Where the Tab A7 is short won’t come as a surprise, but none of its flaws prevent it from being a good entertainment device. Its low-to-mid-range Qualcomm Snapdragon 662 processor and 3GB of RAM make it far from the fastest or most eye-catching device on the market – but that doesn’t matter when using the app. video or ebook of your choice. Its cameras suck, but on the other hand, if you’re using it for a Zoom call, it’s a lot less annoying than an iPad, thanks to the correct placement of the front camera.
Android doesn’t have as many apps as the iPad, but it does have all the major video streaming services (except Apple TV Plus) and all the book reading apps you could want. There’s only 32GB of storage in the base model, but it supports microSD card expansion, so it’s easy to add more. Finally, the Tab A7 doesn’t have any sort of fingerprint scanner or biometric login, but since I just use it at home and don’t have any sensitive or business data on it, I’m in Comfortable disabling the secure screen lock for easy access. to watch in frenzy.
Samsung doesn’t offer any productivity features here: it doesn’t come with a stylus, there’s no keyboard case available, and it doesn’t have Samsung’s DeX desktop software mode.
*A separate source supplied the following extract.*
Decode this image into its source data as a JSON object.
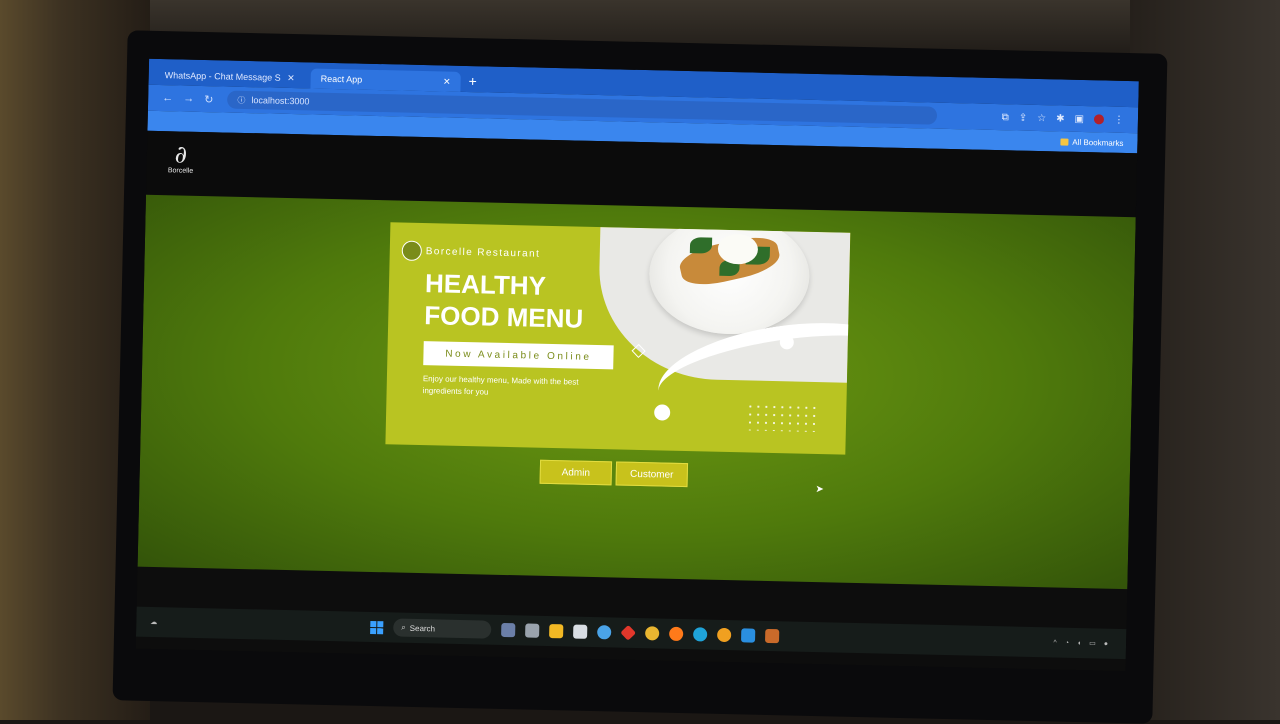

It doesn’t even have Samsung’s dumber-than-average Bixby voice assistant. (The Google Assistant is available and works just like any other device.) Instead of spending time and resources developing features that most people won’t use, Samsung has focused on what matters here: put the best speakers and maybe the best screen you can get in a tablet at this price.
And really, that’s all you could want from a tablet like this. It should look good, sound good, and have the apps with the content you want. The A7 tab ticks all these boxes and no more.
It’s the best anti-doomscrolling gadget you can get this year.